I guessing you skipped history class and had no relatives who lived through the war.
Or you are kidding-and it is far from funny.
In the future it would behoove you to refrain from speaking out your ass. Since you don't know me I will fill you in - then go ahead with your inaccurate and inflammatory statements.
I was born in late 1944 - just a week or so after my father was very seriously wounded in the Battle of Leyte Gulf. He was an amphibious tank commander during the invasion and lived the remainder of his life with those severe injuries and the pain that goes with them. He had a pit in his upper arm the size of a softball that a Japanese mortar fragment had taken out. The corpsmen had sewn back together as much of his arm as could be found but for the rest of his life this man, who was an accomplished horseman (he originally joined the US Army in 1940 as a member of the 7th Cavalry then was switched to armor later in the war), guitar player, writer, leather and wood worker had to learn to use his one remaining functioning hand. He spent several years at Letterman Hospital in San Francisco relearning to use both arms but particularly his battered right arm.
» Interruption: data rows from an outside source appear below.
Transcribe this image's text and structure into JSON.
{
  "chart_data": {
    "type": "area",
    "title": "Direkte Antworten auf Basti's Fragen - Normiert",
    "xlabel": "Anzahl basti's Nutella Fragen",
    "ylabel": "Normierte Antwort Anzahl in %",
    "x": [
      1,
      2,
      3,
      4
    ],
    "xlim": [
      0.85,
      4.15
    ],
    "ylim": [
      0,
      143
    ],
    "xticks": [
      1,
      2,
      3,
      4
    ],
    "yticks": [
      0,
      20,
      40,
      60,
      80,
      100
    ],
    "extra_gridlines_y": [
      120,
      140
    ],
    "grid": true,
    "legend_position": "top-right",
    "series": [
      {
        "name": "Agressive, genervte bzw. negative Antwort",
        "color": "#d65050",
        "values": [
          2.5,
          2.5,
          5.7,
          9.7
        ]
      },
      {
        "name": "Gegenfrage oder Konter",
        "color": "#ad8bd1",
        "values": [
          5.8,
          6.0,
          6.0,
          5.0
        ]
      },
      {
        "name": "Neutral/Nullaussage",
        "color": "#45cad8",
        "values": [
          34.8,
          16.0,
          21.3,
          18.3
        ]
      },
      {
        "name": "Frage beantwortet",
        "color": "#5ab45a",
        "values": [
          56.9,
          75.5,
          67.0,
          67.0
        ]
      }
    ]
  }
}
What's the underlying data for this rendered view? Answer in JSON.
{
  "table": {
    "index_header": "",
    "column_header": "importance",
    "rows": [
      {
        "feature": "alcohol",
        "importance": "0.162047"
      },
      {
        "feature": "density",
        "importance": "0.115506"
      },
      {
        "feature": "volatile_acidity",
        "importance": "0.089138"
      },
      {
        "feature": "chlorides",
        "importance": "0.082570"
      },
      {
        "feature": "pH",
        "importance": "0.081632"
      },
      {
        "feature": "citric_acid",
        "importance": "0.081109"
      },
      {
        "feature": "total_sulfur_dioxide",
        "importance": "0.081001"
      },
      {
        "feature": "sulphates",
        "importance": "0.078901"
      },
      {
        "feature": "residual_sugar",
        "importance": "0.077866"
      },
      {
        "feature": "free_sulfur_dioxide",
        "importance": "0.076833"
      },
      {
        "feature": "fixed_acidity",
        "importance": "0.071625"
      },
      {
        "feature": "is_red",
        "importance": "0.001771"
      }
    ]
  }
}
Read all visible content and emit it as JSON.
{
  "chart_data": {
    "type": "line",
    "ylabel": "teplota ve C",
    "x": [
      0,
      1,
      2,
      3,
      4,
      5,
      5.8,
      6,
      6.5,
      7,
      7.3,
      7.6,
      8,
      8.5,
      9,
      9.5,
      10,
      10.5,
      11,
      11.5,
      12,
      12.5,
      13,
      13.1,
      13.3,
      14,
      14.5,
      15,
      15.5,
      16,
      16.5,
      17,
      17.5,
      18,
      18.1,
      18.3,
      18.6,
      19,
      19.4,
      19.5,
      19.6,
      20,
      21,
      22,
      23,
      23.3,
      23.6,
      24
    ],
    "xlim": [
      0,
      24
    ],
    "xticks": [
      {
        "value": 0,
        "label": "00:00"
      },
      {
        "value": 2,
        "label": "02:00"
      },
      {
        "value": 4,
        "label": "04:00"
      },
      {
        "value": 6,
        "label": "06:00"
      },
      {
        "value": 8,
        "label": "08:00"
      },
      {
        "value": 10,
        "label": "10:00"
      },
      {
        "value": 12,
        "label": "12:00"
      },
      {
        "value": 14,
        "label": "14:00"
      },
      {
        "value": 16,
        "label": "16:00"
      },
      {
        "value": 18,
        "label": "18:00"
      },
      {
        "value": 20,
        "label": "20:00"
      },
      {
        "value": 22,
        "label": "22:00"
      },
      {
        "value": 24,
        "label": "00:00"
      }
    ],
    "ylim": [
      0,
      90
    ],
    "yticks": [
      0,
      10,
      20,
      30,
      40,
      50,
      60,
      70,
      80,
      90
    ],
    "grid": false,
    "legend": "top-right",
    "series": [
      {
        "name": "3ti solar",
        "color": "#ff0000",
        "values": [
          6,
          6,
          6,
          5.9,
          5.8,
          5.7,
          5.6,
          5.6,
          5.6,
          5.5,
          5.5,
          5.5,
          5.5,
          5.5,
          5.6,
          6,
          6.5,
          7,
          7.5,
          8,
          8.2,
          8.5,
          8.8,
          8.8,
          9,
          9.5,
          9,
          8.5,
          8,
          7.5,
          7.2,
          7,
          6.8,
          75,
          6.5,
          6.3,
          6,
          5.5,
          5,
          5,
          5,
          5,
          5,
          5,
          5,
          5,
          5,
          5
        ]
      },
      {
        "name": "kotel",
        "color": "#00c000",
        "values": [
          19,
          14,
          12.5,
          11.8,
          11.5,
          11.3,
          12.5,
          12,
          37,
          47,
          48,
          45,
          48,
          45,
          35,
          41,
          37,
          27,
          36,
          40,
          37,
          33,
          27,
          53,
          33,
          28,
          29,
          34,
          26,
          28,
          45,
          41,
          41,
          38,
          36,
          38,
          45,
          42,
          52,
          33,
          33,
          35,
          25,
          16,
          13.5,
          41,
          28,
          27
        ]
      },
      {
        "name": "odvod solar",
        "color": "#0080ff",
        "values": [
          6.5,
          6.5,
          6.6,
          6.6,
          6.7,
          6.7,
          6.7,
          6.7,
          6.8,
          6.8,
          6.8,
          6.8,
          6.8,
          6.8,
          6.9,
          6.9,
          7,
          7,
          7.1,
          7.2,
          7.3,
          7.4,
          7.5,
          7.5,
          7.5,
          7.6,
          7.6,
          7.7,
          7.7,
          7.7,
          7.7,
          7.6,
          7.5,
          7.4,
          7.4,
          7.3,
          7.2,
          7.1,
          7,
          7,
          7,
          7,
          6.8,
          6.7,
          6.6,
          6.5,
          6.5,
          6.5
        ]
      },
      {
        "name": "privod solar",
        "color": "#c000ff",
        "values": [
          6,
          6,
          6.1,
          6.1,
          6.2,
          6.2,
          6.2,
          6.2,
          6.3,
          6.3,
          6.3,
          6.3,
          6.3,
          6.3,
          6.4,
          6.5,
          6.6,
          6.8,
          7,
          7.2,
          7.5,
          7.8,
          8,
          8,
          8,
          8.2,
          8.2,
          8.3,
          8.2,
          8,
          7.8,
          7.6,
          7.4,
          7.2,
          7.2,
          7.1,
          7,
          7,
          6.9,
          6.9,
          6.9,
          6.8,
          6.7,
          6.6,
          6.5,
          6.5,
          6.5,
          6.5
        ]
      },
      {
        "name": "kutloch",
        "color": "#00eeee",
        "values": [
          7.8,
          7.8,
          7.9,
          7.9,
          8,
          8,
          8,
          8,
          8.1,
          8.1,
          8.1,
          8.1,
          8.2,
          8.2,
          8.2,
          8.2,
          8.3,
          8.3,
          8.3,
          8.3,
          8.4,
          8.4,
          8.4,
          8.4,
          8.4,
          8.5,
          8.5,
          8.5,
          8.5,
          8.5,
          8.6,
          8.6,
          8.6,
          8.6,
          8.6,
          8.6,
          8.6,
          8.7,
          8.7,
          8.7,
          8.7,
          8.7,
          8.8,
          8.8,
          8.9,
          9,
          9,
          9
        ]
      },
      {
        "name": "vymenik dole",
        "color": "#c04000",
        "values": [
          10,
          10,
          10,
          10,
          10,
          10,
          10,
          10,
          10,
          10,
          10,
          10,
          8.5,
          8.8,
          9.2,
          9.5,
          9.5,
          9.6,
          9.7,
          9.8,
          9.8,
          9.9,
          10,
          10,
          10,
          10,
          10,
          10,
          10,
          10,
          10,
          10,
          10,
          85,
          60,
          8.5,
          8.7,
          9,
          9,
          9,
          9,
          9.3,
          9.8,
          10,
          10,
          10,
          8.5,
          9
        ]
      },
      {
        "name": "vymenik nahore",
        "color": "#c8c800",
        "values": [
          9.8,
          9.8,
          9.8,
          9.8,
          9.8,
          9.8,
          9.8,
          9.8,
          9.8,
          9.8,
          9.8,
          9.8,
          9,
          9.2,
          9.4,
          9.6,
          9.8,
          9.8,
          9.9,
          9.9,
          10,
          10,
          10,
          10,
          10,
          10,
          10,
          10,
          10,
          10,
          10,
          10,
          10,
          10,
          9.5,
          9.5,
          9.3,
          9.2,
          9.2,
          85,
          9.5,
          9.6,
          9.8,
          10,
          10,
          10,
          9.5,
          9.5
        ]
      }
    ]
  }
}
The single time I ever heard him complain was one night when he dropped his Thermos trying to open our front door. He received a military disability for the rest of his life as a result of that injury. But he was one of the lucky ones he used to say. At least he came home and lived a pretty normal life.
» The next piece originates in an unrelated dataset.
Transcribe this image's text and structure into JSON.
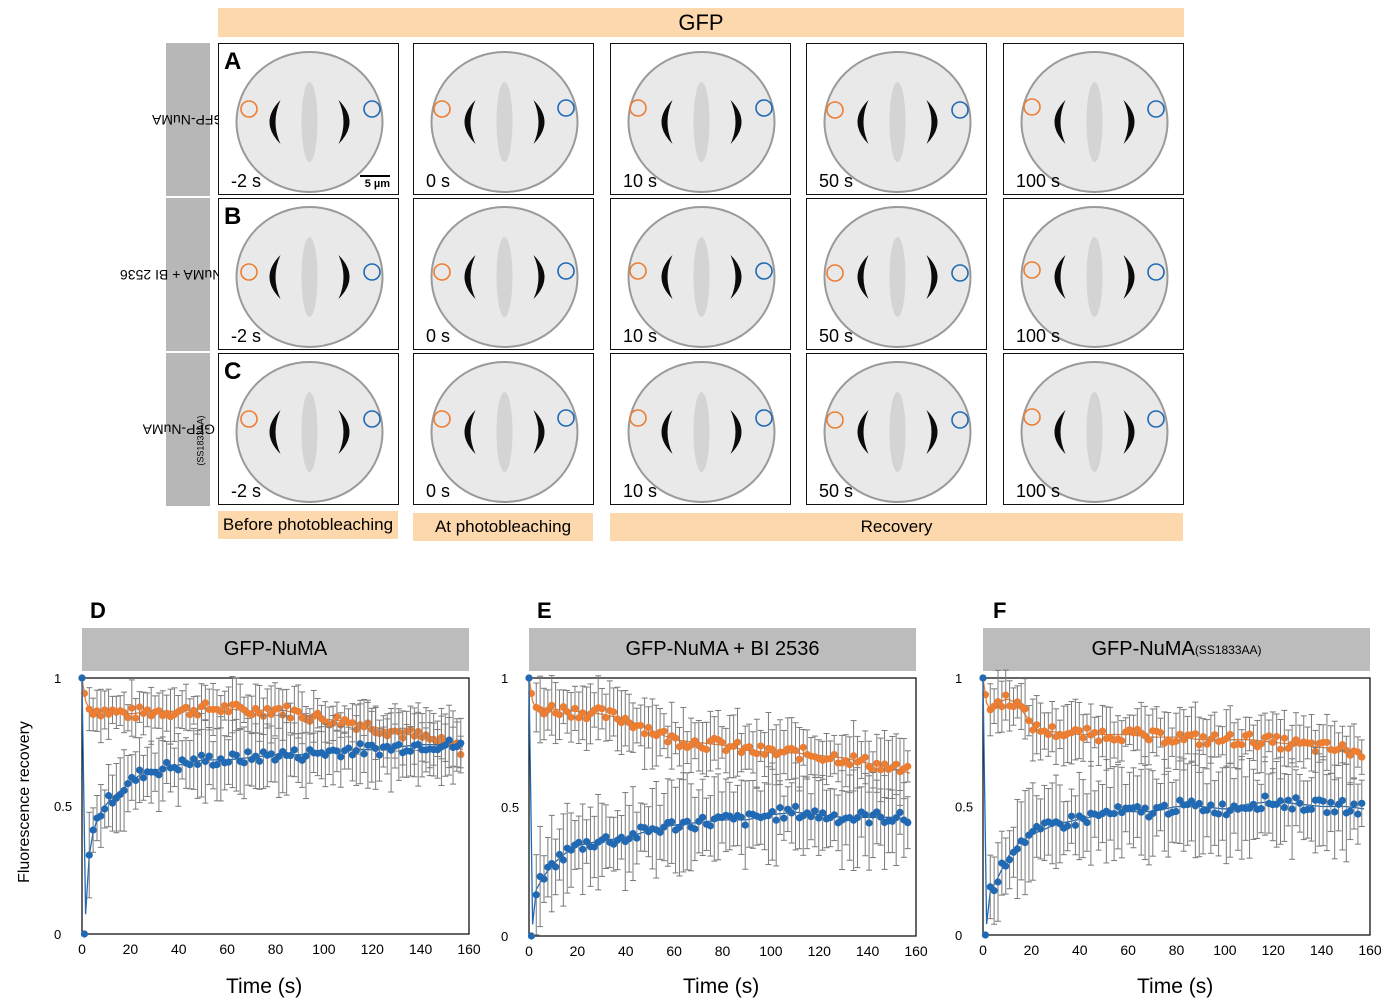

When I was a pre-teen he would invite other vets to our house for dinner or just to play cards. Most seemed pretty normal on the surface but it was easy to tell that some were deeply troubled by what they had gone through. My dad used the term "shell shock" to describe some of them and I never remember them talking about the war except to describe their respective units.
He did share some of his experiences with me, his only son at that time, and unintentionally convinced me I didn't want to be a soldier when the time came. My time came in 1962 just five days after high school graduation when I joined the US Navy and was sent to Viet Nam one year later. We didn't know about Viet Nam then. When I was in high school it was called Indo China. I didn't learn was a quagmire it was until we landed just two weeks before the infamous Gulf of Tonkin attack. I was "lucky" though and left two years later with just a little blue mark in my left shoulder from a mortar round. Had I not been carrying a field radio on my back I likely would have joined my dad in severe injury or worse. I lost one cousin over there, a helo pilot and have had several other close childhood friends die young of injuries during that conflict. My cousin had been in-country only a few weeks. He wasn't lucky. When I got home my country was kind enough to require me to join the active reserve and threaten me with mandatory reactivation. I won't spell out what my answer was as I am sure you can guess.
Suffice to say you do not know what you are talking about and I am absolutely positive you would not have said what you did to my face. I do not want your thanks for serving as it was not my choice. I also don't want any pity for many thousands have suffered much more than I. I would just request you to shut your pie hole about things of which you have no personal knowledge. Your comment was disgraceful.